Hoe meer er verandert, hoe meer er hetzelfde blijft. Skyfall combineert met succes het oude met het nieuwe en maakt 's wereld beroemdste geheim agent weer relevant voor de eenentwintigste eeuw. De Britse geheime dienst MI6 en 007 worden onder vuur genomen door de eigen overheid en door internationale terroristen die zijn voortgekomen uit het Britse koloniale verleden (net zoals Bin Laden ooit gefinancierd werd door Amerikanen). Tegen die achtergrond drinkt Bond weer martini's en keren andere bekende elementen van vroeger ook terug. Zo kijkt deze drieëntwintigste officiële Bondfilm met een flinke knipoog terug naar het verleden, maar houdt het vizier op de toekomst gericht.
Een voorbeeld is een vroege scène met een jonge Q die Bond zoals vanouds op een willekeurige plaats ontmoet om hem van zijn uitrusting te voorzien. Wanneer Bond vraagt of dat alles is, grapt Q op die typische droge Engelse manier dat ze tegenwoordig niet meer voor de exploderende pennen gaan. Na de gefaalde poging om Jason Bourne na te apen met het te serieuze Quantum of Solace is de humor gelukkig weer terug. Toch één van de belangrijkste kenmerken van de James Bond-reeks.

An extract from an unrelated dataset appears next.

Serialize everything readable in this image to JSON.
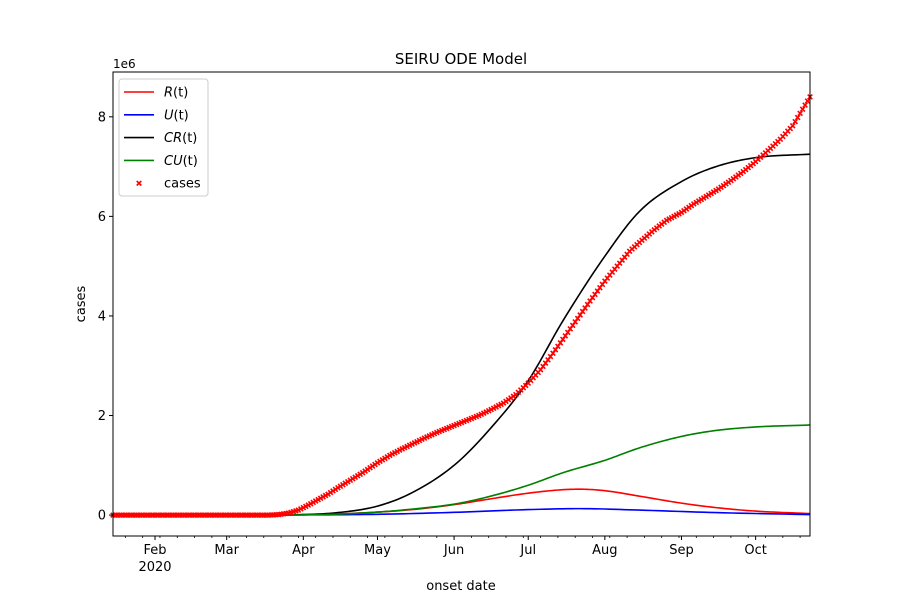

De actie is ook weer coherent gefilmd en gemonteerd, onder het toeziend oog van de negenvoudig Oscargenomineerde cameraman Roger Deakins (o.a. de vaste cinematograaf van de gebroeders Coen). Hij zorgt ervoor dat Skyfall één van de, zo niet dé mooist gefilmde Bondfilm is. Vooral de gedeeltes in Shanghai en Macau zijn oogstrelend en dan met name een scène waarin Bond een moordenaar achtervolgt door een gebouw waarvan de glazen deuren en wanden de reclames van buiten reflecteren. Het laatste gedeelte van de film bevat ook een aantal wonderschone beelden.
Skyfall opent met een spectaculaire achtervolging waarin auto's, trucks, motors, een trein én een graafmachine worden gebruikt. Toch ontkomt de slechterik met een lijst van namen van undercover geheim agenten, met als gevolg dat de positie van James Bonds baas M. in het geding komt. De film draait evenzogoed om haar en haar strijd om relevant te blijven in een wereld van cyberterrorisme, waarin ze Bond als haar wapen inzet en geconfronteerd wordt met fouten uit het verleden. Judi Dench is altijd goed geweest in deze rol, en nu deze groter is blijkt ze eens te meer betrouwbaar.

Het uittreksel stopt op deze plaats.